6. Incubate at 42˚C for 90 mins.
7. Terminate the reaction by heating at 72˚C for 10 min.
8. Dilute the final product by adding 30 µL of TE Buffer/dH20 (i.e. total of 40 µL of ss cDNA for each starting RNA extraction).
Second strand synthesis (modified from Clontech Advantage 2 PCR Kit)
1. Aliquot 10 µL of diluted ss cDNA into 4 labeled 0.5 mL reaction tubes.
2. Make a master mix for each reaction +1, using the following:
74 µL Di H20
10 µL 10X Advantage 2 PCR Buffer
2 µL 50X dNTP Mix (10 mM)
2 µL 5’ PCR Primer IIA (12 uM)
2 µL 50X Advantage 2 polymerase Mix
90 µL total reaction volume
3. Mix well by vortexing and briefly spin.
4. Aliquot 90 µL of master mix into each tube from step 2.
5. Commence thermocycling using the following program:
95˚C 1 min
21 – 24 X cycles:
95˚C 15 sec
65˚C 30 sec
68˚C 6 mins
6. Optional: Quantify ds cDNA at different cycles to optimize. I use 21- 24 cycles for most species.
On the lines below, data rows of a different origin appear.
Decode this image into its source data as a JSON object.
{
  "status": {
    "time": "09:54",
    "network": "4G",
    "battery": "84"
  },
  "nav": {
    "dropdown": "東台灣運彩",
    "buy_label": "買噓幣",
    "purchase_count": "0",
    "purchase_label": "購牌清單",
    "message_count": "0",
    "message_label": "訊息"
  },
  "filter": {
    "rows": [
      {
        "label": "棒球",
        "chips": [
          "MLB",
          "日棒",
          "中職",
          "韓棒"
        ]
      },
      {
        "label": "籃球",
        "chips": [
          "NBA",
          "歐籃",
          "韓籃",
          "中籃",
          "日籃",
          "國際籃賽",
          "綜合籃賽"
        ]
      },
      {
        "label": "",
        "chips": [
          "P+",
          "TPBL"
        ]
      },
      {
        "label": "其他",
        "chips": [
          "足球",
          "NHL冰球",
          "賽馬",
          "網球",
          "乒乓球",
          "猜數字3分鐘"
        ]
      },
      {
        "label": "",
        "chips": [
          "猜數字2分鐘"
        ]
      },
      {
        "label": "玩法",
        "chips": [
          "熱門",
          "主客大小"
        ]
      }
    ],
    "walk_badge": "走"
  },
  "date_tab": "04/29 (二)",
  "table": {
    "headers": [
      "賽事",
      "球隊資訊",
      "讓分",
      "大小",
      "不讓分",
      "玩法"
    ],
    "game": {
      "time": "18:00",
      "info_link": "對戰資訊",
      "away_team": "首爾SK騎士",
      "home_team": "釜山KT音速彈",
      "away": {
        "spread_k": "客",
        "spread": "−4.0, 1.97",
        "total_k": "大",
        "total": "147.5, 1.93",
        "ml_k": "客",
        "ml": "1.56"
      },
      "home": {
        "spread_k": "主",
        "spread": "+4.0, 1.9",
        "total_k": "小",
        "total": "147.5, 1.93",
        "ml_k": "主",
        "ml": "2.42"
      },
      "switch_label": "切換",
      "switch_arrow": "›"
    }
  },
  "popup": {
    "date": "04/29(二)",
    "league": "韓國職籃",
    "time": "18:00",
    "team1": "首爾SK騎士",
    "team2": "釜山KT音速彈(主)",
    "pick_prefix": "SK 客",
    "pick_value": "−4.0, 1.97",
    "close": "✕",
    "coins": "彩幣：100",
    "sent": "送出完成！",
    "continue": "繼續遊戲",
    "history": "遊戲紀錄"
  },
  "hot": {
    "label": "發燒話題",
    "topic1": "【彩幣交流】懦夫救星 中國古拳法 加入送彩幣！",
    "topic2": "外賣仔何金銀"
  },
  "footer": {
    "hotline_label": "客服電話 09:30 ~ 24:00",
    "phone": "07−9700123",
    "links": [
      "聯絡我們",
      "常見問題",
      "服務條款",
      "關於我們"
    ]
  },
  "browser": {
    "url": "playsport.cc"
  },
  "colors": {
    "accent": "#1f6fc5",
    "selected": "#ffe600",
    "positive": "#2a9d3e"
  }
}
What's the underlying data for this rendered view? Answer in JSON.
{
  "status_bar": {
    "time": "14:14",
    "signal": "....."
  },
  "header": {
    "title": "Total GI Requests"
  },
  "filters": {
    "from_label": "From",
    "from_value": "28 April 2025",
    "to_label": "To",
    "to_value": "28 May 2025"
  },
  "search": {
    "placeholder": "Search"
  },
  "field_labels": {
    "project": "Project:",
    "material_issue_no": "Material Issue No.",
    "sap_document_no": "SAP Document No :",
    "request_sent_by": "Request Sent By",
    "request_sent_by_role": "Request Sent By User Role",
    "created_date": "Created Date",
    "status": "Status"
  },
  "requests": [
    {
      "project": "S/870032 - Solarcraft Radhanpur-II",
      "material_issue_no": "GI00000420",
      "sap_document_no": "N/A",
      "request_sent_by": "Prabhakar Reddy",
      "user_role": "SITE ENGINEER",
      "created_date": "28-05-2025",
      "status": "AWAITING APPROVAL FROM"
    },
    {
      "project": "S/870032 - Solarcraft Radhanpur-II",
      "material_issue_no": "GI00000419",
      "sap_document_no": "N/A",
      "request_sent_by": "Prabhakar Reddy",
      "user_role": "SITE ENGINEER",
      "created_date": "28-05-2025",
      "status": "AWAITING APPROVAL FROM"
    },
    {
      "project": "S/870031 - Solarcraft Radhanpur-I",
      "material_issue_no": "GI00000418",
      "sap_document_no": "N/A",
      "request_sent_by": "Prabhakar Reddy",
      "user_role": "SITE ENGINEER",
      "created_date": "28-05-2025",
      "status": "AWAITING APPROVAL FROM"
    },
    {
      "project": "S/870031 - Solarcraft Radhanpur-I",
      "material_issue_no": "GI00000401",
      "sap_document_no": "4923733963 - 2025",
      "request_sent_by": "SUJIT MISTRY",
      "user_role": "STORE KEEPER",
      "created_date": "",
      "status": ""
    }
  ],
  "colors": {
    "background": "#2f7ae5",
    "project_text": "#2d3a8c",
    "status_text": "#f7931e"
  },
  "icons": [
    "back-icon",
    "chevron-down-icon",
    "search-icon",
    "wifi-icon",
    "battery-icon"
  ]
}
7. Optional: Combine final product into 1 tube.
8. Quantify total ds cDNA using high sensitivity Qubit reagents and/or gel. Typical yields of 2-25 µg total ds cDNA.
9. Purify PCR product using Agencourt Ampure XP beads (available from Beckman). Follow manual provided.